PAZAR 26 NİSAN 1998
Yılmaz, Baykal görüşmesinin ardından gelen, "Ekim'de yeni hükümet, Mart'ta seçim" açıklaması, "Tarafsız Başbakan kim olacak?" sorusundan sonra, şimdi de bir başka önemli stratejik soruya neden oluyor.
Bu soru şu:
- Seçimde ittifaklar nasıl oluşacak?
Bu soruya yönelik birkaç senaryo geliştiriliyor.
Bu senaryolara geçmeden önce, dün sabah Bülent Ecevit'le yaptığım konuşmanın önemli bulduğum bir detayını aktarmam gerekiyor.

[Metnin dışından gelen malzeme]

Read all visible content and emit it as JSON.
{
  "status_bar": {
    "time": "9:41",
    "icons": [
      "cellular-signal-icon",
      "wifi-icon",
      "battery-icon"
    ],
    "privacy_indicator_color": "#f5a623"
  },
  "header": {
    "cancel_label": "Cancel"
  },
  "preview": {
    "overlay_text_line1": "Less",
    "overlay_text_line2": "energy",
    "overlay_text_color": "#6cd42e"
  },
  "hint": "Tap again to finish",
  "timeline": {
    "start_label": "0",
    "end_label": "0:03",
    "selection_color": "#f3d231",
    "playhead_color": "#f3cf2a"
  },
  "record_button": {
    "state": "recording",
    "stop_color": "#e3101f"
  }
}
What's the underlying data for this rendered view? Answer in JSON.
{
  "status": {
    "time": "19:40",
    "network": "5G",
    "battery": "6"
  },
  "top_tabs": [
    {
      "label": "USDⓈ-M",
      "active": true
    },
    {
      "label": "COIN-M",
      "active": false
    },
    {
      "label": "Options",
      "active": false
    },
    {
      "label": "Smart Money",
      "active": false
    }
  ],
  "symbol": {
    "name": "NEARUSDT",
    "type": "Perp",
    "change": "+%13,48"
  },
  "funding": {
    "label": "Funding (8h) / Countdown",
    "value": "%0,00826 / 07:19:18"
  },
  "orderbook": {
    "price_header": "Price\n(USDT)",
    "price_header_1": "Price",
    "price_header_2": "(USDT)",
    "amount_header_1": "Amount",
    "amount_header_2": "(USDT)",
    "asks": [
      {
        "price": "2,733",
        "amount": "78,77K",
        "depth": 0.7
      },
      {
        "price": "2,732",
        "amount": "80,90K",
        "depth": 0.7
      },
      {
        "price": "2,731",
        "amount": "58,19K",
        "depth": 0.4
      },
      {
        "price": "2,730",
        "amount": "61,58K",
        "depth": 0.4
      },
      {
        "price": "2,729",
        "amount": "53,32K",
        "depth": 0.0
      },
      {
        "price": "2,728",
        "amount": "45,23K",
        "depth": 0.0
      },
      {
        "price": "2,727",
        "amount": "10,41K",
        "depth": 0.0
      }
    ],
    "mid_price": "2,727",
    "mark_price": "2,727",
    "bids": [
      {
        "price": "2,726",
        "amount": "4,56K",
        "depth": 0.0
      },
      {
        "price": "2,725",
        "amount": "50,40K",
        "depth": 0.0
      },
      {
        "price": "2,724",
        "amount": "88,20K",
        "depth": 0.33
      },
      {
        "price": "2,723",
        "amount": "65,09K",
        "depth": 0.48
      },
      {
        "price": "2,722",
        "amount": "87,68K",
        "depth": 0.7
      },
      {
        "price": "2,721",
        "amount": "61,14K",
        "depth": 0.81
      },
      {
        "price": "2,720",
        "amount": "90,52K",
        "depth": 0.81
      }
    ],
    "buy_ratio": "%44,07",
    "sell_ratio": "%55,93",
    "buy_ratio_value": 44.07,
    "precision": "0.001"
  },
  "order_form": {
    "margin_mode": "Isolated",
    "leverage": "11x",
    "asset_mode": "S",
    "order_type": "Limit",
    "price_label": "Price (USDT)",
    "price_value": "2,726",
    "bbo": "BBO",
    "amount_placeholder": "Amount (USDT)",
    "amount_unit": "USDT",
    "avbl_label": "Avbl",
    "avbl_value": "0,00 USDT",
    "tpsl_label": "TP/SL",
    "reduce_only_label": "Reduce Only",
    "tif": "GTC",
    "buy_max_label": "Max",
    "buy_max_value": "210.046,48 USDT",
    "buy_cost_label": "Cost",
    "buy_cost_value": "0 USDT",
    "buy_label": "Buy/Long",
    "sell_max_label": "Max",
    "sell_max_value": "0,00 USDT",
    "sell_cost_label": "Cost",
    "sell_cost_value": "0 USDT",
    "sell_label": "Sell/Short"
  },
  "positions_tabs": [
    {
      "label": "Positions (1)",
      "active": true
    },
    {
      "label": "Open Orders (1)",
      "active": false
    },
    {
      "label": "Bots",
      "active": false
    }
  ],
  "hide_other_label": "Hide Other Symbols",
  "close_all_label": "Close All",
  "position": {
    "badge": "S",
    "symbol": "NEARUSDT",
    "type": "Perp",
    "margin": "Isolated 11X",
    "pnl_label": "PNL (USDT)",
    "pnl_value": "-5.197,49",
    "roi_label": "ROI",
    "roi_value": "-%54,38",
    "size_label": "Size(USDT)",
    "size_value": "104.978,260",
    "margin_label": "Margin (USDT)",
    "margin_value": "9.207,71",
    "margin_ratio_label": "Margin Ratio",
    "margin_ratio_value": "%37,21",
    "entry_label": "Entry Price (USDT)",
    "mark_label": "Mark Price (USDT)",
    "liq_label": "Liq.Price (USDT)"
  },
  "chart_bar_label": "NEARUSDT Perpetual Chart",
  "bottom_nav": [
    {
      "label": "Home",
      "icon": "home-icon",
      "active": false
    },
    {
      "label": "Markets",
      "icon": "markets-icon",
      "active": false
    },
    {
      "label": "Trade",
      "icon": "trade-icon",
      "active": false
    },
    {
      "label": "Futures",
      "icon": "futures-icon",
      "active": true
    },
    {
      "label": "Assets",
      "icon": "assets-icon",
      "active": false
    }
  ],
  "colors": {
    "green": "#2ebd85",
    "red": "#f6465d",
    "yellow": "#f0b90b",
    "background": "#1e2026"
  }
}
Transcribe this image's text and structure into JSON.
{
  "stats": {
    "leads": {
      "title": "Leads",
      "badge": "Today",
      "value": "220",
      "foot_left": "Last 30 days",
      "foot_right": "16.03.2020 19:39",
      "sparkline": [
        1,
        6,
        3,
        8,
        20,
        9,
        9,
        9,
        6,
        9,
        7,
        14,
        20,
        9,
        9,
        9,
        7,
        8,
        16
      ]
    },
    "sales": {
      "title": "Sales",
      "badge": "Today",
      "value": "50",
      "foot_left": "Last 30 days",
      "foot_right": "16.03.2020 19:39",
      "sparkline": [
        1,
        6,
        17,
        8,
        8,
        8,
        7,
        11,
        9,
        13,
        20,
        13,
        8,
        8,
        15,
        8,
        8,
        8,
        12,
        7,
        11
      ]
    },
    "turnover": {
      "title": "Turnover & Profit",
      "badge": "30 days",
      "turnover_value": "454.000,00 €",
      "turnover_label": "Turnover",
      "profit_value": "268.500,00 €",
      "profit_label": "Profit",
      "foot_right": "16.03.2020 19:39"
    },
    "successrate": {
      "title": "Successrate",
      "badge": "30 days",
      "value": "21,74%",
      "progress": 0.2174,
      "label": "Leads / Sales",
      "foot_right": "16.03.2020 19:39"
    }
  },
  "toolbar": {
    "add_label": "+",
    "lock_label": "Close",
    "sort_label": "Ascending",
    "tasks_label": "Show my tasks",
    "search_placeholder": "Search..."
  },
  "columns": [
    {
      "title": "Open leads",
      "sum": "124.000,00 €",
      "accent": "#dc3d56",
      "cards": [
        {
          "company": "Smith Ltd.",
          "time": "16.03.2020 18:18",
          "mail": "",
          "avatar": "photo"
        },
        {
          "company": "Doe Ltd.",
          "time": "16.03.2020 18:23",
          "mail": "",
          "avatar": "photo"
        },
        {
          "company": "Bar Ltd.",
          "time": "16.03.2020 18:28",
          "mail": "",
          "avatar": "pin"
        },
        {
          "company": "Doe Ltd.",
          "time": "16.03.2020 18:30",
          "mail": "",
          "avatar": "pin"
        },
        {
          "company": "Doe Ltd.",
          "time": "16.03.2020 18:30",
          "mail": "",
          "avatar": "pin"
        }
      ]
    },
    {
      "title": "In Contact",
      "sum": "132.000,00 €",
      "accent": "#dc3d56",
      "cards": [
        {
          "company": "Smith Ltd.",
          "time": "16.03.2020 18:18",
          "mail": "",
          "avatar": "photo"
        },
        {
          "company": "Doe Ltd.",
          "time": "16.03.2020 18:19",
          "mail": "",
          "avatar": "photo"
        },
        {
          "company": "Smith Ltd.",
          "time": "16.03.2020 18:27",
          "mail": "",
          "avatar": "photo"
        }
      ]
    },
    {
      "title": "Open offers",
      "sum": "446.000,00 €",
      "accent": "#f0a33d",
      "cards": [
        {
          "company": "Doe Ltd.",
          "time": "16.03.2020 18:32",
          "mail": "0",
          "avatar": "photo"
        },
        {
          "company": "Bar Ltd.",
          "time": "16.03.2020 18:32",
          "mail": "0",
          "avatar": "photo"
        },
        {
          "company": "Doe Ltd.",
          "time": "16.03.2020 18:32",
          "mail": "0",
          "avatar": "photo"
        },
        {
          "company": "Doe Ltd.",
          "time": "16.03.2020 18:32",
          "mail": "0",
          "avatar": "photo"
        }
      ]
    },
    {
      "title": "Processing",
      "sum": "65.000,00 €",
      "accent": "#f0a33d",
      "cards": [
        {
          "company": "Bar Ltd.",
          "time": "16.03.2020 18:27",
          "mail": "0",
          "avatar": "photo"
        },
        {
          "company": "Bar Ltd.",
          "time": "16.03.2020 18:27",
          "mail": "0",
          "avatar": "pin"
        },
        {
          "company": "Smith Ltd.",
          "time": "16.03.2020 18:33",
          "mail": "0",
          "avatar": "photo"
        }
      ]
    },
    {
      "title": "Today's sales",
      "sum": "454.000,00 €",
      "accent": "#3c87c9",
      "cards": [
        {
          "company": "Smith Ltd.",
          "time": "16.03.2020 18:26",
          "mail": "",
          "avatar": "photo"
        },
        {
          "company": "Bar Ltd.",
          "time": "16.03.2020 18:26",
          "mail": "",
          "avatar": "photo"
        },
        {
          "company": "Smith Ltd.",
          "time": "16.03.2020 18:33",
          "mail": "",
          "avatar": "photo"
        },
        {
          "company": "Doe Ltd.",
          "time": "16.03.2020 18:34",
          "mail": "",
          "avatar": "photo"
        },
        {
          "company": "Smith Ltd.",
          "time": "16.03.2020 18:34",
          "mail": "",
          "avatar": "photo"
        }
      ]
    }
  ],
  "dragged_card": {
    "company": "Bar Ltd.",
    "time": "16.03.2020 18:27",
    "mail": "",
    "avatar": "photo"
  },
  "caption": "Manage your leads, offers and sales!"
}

Bülent Bey, henüz ortada hiçbir partinin kararı olmadığını söylüyor ve şöyle diyor:
"Ben, yarın (bugün) partimin yetkili organlarını toplayıp, seçim meselesini görüşeceğim."
Ecevit bunu söylerken, Mesut Yılmaz'ın da bir parti kararı açıklamadığına dikkat çekiyor.
Bülent Bey, bu konularda çok titizdir. Özellikle siyasetin detayları, ilk bakışta görülmeyen ayrıntılarına dikkat çekip, sonuçlarına yönelik ipuçları verir.
Bu nedenle Ecevit'in, "daha henüz seçim için bir parti kararı yok" sözü önemli.
Tahmin ediyorum, Mesut Bey de, Baykal'la yaptığı görüşmeyi partisinin yetkili organlarına taşıyacak.
Belki de o organlardan Ekim'de bir yeni seçim hükümeti düşüncesine onay çıkmayacak. Ya da seçim tarihinin bir yıl önceden açıklanması tepki yaratacak.
Tabii bütün bunlar bugünden itibaren başlayacak bir tartışmanın ilk sinyalleri olarak değerlendirilebilir.
Bütün bu gelişmelerin ötesinde artık Türkiye'nin bir yıllık seçim gündeminin dışında kalması zor görünüyor.
Böylece seçim senaryoları gizliden gizliye kulislere hakim olmaya başlıyor.
Örneğin şu senaryo:
- DYP ve FP'nin seçimde işbirliği yapması, buna MHP'nin de katılması...
Bu senaryoya göre, FP bazı deşifre olmamış isimleri özellikle Orta Anadolu'da ve Karadeniz'de DYP'den aday gösterebilir. Kuvvetli oldukları yerlerde iki parti birbirlerini destekleyebilir. Bu da bölünmüş durumdaki sol, bölünmüş durumdaki sağ manzarasından, yeniden bir Fazilet önceliği çıkarabilir.
Bu senaryo, "Türkiye açısından çok ciddi sonuçları olabilecek bir senaryo" olarak değerlendiriliyor.
Tartışmaların "omurgası" diyebileceğim bu senaryonun etrafında ANAP, DSP işbirliği, ANAP, MHP işbirliği gibi ihtimaller dile getiriliyor.
- Türkiye gerçek anlamda bir Siyasi Partiler ve Seçim Yasası değişikliği yapmadan seçime giderse ne olur?
- Türkiye, sağ ve soldaki bölünmüşlükle seçime giderse nasıl bir sonuç doğar?
Evet, bugün üzerinde durulması gereken en önemli sorular bu şekilde özetleniyor.
Bu soruların cevapları belki de bir seçim atmosferinde enflasyonla mücadeleden çok daha önemli hale gelebilir.
Türkiye'nin kısa vadedeki geleceğine yönelik hesap yapanların bu soruların cevapları üzerine mutlak düşünmeleri gerekiyor.
En azından önem sıralamalarını bu soruların cevaplarına göre gözden geçirmeleri gerekiyor.